Carolin Emcke, Fotograf Andreas Labes

Erika Mann Lecture 2024 mit Carolin Emcke

 

Die renommierte Publizistin Carolin Emcke hält am 10. Juli um 19 Uhr die diesjährige Erika Mann Lecture in der Großen Aula der Ludwig-Maximilians-Universität München. Hier geht es zur Anmeldung.

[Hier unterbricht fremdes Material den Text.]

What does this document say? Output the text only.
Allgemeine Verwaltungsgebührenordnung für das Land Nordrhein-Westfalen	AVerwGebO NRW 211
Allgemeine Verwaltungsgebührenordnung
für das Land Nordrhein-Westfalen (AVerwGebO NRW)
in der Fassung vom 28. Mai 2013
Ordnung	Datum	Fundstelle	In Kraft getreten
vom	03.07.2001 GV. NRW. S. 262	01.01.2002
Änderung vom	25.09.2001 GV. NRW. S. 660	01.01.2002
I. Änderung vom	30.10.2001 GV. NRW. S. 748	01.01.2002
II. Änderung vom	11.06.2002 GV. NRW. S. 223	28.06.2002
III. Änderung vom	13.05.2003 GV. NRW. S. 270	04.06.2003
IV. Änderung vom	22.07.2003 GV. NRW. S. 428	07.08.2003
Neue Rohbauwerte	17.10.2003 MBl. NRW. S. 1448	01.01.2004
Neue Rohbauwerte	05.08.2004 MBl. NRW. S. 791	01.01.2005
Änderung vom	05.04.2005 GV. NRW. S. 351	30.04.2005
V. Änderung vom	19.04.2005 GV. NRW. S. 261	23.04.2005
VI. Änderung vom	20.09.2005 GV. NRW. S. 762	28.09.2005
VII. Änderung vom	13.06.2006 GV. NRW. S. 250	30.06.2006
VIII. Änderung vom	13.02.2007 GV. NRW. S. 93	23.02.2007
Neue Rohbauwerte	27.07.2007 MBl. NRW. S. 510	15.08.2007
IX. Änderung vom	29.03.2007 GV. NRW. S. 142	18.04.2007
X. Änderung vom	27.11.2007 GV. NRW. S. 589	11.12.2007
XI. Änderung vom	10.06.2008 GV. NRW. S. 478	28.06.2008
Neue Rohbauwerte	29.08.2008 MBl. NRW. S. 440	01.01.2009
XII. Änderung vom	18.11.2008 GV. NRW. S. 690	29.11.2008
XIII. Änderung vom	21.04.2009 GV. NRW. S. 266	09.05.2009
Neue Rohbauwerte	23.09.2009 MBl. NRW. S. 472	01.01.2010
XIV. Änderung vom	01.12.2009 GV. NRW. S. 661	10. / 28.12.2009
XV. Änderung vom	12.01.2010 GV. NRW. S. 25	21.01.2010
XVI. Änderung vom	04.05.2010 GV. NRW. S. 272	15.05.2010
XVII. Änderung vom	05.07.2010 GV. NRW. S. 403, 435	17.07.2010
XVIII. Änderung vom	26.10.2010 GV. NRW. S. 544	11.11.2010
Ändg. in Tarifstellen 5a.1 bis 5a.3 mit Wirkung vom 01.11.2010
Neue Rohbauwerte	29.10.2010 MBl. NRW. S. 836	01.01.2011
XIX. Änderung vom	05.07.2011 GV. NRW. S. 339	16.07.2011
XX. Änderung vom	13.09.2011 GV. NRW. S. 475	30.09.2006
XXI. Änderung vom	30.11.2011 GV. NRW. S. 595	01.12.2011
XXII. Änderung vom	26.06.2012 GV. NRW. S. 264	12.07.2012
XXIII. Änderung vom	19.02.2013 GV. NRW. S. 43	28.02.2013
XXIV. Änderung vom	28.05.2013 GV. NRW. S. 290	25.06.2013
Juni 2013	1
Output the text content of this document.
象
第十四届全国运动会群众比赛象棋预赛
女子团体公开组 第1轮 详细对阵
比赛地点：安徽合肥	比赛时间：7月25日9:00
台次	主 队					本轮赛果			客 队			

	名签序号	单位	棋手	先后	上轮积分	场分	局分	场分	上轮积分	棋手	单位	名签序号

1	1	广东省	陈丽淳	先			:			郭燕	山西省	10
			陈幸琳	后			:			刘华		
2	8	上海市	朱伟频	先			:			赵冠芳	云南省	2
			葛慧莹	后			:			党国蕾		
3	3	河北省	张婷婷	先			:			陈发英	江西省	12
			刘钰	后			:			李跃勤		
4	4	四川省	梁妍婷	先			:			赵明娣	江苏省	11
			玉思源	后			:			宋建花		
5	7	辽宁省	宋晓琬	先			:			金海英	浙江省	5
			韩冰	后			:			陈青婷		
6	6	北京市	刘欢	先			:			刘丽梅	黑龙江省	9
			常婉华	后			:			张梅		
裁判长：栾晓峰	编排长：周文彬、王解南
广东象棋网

Carolin Emcke studierte Philosophie in London, Frankfurt am Main und Harvard und promovierte über den Begriff »Kollektiver Identitäten«.

Sie arbeitete von 1999 bis 2014 als internationale Reporterin mit Fokus auf Menschenrechten und Krisenregionen. Emcke berichtete u.a. aus dem Kosovo, Afghanistan, Irak, Gaza, Kolumbien und Haiti. Seit 2014 ist sie als freie Publizistin tätig. In ihren Büchern, Essays, Kolumnen, aber auch künstlerischen Interventionen befasst sie sich mit den Themen Gewalt und Trauma, Demokratiefeindlichkeit und Rassismus, Sexualität und Begehren. Ihre Bücher wurden weltweit in über 10 Sprachen veröffentlicht. Darunter »Gegen den Hass«, »Weil es sagbar ist«, »Wie wir begehren«. Seit 20 Jahren kuratiert und moderiert Carolin Emcke den „Streitraum« an der Schaubühne Berlin, seit 2023 den Podcast »In aller Ruhe«. Sie hat in Madrid, London, Frankfurt, Cambridge und New York gelebt und ist nun in Berlin zuhause.

Carolin Emcke wurde u.a. mit dem »Friedenspreis des Deutschen Buchhandels«, dem »Johann Heinrich Merck«-Preis für Essayistik, dem »Soul of Stonewall Preis« und dem »Carlvon-Ossietzky-Preis für Zeitgeschichte und Politik« ausgezeichnet.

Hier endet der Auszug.